War /

Lebanese President Michel Aoun issued a warning to Israel on Sept. 6 that if it were to attack his nation, it would suffer the consequences of doing so.

Less than a week before Aoun put Israel on notice, the two states traded rocket fire along the Lebanon – Israel border. While their governments have never been at peace with one another, recent events are the first major armed conflicts since the month-long 2006 war. Border clashes have cropped up occasionally, but after two Israeli drones crashed in a Lebanese neighbourhood on Aug. 25, both Aoun and Hezbollah leadership have become more vocal of Israel’s military actions. Then a report emerged that Israel could attack a missile factory which allegedly supplies Hezbollah. 

Sayyed Hassan Nasrallah, the Hezbollah leader in Lebanon, promised to launch a “new phase” in its fight against Israel which will primarily focus on targeting drones inside Lebanese airspace. As the incident last month illustrated, the Israeli Defense Force has no qualms about flying surveillance craft along the border, equipment that is prone to venture into foreign airspace by design. 

Aoun went a step further in condemning the drones which were downed, comparing them to a “declaration of war.” 

“Any attack on Lebanon’s sovereignty … will be met with legitimate self-defence which Israel will bear the consequences of,” he said according to a transcript released from his office. Aoun had been meeting with United Nations Special Coordinator for Lebanon Jan Kubris as the two discussed ways to prevent the situation from spiralling out of control. Thus far, the conflict is relatively calm compared to other military clashes across the globe, and Aoun would like for it to remain that way.

In a related matter, Aoun invited the United States to mediate discussions over a maritime disagreement with Israel and US Assistant Secretary of State David Schenker landed in Beirut on Tuesday to begin talks with Aoun’s government. It was not only Aoun and his diplomats seeking to control the conversation, but also Hezbollah. Nasrallah urged the Beirut negotiators to deal with Israel from a position of strength. The disagreement between the two states centres around an 860 sq. km. piece of the Mediterranean Sea which both Israel and Lebanon claim ownership of.

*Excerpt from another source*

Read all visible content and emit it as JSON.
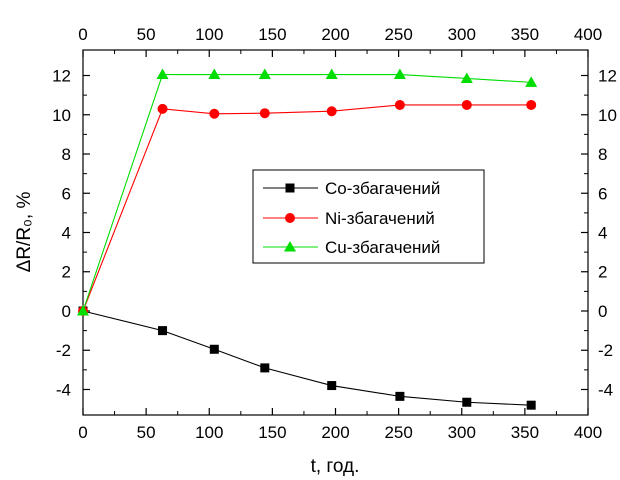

Nasrallah lectured his government, however, that American negotiators hold a bias towards Israel. 

“The American envoy is a friend of Israel and keen about [protecting] Israel’s interest and wants to negotiate with our leaders on oil, gas, and border,” Nasrallah said. 

Further complicating the situation, the US government has blacklisted two Hezbollah politicians and Jammal Trust Bank for “knowingly facilitating banking activities for Hezbollah.” 

Within the Trump administration, Secretary of State Mike Pompeo sent a message to Beirut regarding the missile factory. Israel, he said, could target it in the coming days and Pompeo recommended that the Lebanese government dismantle it. For Israel, the compound represents one piece in the greater regional outlook as it provides weapons for Iran as well. 

“This facility is of superior importance to the Hezbollah precision missile project, which is why Hezbollah, in fear of strikes, evacuated precious and unique equipment from the compound to civilian locations in Beirut,” an IDF report stated. 

A senior Israeli official told reporters that the plant has received more focus in recent months and took precedent over Iran’s growing presence in Syria. Israel’s plan to eliminate missile factories is simply another component in its battle against an increasingly-close Iran – Lebanon relationship. Throughout it all, civilians in Syria are the ones who suffer the most: Hezbollah produces weapons in Lebanon and supplies them to Iranian proxy militias who use them in Syria. 

The extension of Israel’s fight against Iran into both Syria and Lebanon is unsurprising given Israeli Prime Minister Benjamin Netanyahu’s policy of completely eradicating his foes. Netanyahu is enjoying – and capitalizing on – a period of carte blanche on the international stage. Few have every successfully opposed Israeli military actions, nor even condemned them, but with Trump in office, Netanyahu can do anything he feels necessary. After all, if American leaders do not pull the reigns in on Israel’s loose cannon, which world power is left to reprimand Israel? Any that do would risk their relationship with Washington, which is already easy enough to do without attacking Israel’s foreign policy. A war could be brewing if Israel continues to ramp up its military strikes, especially within Lebanese airspace. Doing so threatens to ruin a decade of relative peace between the two nations.